‘Be the light in the world to overcome the darkness’

March 27, 2016

Johnathan Cahn

SHINING BRIGHTER: Rabbi Jonathan Cahn, who addressed the UN Symposium on Peace, Reconciliation, Sustainable Development and Multi-Cultural Understanding. He said the world must do whatever it takes to protect the most persecuted peoples of the world. Picture courtesy of Charisma News.

 

Vanguard Street

PORT OF CALL: This bridge in Vanguard Street, is used by volunteer teams of Routes to Roots to feed the homeless and destitute in the town. It has a healthy number of volunteers but many are retired people and no younger people are coming forward to replace them. A homeless lady in Poole High Street could not be helped by local takeaway businesses when I asked them to provide a hot drink for her.

 

 

LIGHT is an active agent that transforms the world around it and acts as a force for good in times of darkness if only communities choose their freewill to use it.

This is part of a message given by Jonathan Cahn, author of the Harbinger, who addressed the UN Symposium on Peace, Reconciliation, Sustainable Development and Multi-Cultural Understanding on 2 March.

I raise this as I have been disturbed by a lack of compassion that permeated our behaviour and actions. Recently I tried to find a hot drink for a homeless woman outside the Sainsbury metro store at the top of Poole High Street at 10pm on a freezing Sunday February night. In the end, I had to give up as two take-aways and a near-by restaurant were not willing to help. Thankfully on another evening I was able to carry out on my initial promise.

A friend who volunteers in the same town’s food bank has revealed that older volunteers for organisations such as his and the soup run are not being replaced with younger people and those who are the most vulnerable are potentially at risk if this is not resolved.

In the Equality and Diversity Policy Statement (which everyone can agree on reading this) that is used by HR departments to enforce workforces reflective of their communities, it says: “We recognise that oppression and discrimination exist.”

The Universal Declaration of Human Rights says this: “Everyone has the right to freedom of thought; conscience and religion; this right includes the freedom to change religion or belief and freedom, either alone or in community with others and in public or in private, to manifest his religion in teaching, practice, worship and observance.”

I know of individuals who have filled out equality and diversity surveys are not informed about the suffering of minorities like Arameans, Assyrians, Chaldeans, Yazidis, Syriacs, Kurds and Druze Muslims in the Middle East, nor do they know anything about them.

Why aren’t people told that gays, lesbians, single women, children, disabled individuals and Middle East minority refugees have had to flee migrant shelters in Europe as they have had their lives threatened? Where are the trendy hashtags gone viral, on-line petitions and organised demonstrations?

Yes, Cahn is speaking as a Christian Jew, but isn’t what he saying relate to any of us who wants to change the course of indifference to those who are Middle East Christians but the sick, the homeless and the poor, the Kurds (being oppressed by the Turks), the Yazidis and other persecuted peoples.

“Light is an active agent. It does not conform to its surroundings. So the light of this world must impact on this world and transform the world around it.

“If we are the light of this world, we must minister to the needy of this world. We must give food to the hungry; drink to the thirsty; refuge to the stranger; clothing to the naked; healing to the sick and compassion to the prisoner.

“The agenda of the light is to protect the defenceless and to stand against the darkness of evil. The light  protect the weak of this world, the afflicted, the powerless, the children, the persecuted and the broken. We must speak the truth at all times – regardless of what is popular; what is fashionable or what is politically correct and regardless of political or pressure when it comes upon us; regardless of the opinion of the day and the regardless of the cost.

“It is said in the book of Hebrews remember those in chains, as in chains we are with them, as the people of Messiah (Christians) must remember their brothers and sisters, who are bound in the chains of persecution.

“Why is it that believers are being killed in our midst and our day and next to nothing is being done about it. Nobody can call themselves the Light of the World if they watch passively by the sidelines.

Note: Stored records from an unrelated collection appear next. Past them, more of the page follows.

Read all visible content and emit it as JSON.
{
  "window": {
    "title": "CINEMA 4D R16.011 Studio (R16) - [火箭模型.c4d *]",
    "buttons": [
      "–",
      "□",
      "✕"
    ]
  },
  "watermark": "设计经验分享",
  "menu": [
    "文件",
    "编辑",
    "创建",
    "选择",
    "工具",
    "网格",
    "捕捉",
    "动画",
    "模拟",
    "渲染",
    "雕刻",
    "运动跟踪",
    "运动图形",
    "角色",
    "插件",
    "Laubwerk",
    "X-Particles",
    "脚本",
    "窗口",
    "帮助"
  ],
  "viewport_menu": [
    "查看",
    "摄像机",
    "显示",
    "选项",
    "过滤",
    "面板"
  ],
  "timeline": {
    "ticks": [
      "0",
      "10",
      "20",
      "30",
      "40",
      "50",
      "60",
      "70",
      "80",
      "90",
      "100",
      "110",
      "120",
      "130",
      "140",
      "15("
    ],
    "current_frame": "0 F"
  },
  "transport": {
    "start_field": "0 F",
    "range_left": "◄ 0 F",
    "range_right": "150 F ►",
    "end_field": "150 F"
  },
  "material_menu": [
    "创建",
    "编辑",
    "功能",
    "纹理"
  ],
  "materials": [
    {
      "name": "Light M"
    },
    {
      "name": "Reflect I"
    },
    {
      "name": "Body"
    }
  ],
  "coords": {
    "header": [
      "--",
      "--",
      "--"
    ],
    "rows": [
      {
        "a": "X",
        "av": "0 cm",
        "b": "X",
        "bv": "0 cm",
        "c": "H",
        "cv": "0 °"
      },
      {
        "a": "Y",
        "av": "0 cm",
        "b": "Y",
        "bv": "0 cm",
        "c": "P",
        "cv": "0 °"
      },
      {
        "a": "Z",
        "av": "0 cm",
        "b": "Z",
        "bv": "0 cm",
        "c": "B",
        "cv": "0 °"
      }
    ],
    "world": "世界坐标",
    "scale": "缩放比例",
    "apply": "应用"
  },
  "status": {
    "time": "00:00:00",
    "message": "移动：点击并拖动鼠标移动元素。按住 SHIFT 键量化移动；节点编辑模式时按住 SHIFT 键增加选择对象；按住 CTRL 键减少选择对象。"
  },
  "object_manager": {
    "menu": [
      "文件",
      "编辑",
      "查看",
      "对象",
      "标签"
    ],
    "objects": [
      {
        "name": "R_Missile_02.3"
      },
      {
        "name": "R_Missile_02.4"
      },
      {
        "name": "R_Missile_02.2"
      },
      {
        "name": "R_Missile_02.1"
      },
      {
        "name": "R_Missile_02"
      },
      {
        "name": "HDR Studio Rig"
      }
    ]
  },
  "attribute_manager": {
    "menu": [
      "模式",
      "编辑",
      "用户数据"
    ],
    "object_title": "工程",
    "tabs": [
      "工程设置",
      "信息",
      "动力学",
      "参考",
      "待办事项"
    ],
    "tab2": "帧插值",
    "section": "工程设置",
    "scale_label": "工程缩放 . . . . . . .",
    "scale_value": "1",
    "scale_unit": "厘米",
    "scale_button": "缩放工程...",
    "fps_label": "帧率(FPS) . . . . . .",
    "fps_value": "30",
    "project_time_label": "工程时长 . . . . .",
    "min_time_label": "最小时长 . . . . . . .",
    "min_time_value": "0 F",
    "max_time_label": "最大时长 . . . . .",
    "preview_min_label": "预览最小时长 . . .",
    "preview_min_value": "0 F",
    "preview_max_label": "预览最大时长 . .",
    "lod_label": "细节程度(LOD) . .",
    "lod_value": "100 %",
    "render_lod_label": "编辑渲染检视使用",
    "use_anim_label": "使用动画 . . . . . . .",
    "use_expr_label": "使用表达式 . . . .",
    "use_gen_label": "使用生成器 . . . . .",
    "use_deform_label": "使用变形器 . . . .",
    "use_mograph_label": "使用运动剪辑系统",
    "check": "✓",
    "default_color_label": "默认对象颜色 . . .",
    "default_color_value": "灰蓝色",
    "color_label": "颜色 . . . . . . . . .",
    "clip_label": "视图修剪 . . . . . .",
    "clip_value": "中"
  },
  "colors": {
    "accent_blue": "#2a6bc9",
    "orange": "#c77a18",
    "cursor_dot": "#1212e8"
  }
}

“As we sit our couches and watch our television sets in our air-conditioned homes, they sit on the stone floors of prisons and we remember them not. They would say to us not ‘do not forget us in our suffering’. Do not forget us are our enemies come to take our lives. We must do whatever we can to protect them and save them.

“In times of darkness, the shining of the light becomes even more critical. These are the days of our testing. We must not compromise and we must not fail. We must not appease evil or be intimidated by it. It is the candle that shines in the night that lights up the world.

“If we live in the days where the darkness is getting darker, it is time for the light in the world to shine even brighter. If that bad is going from bad to worse, it is time for the good to go from good to great. In the end, the good shall prevail over evil.”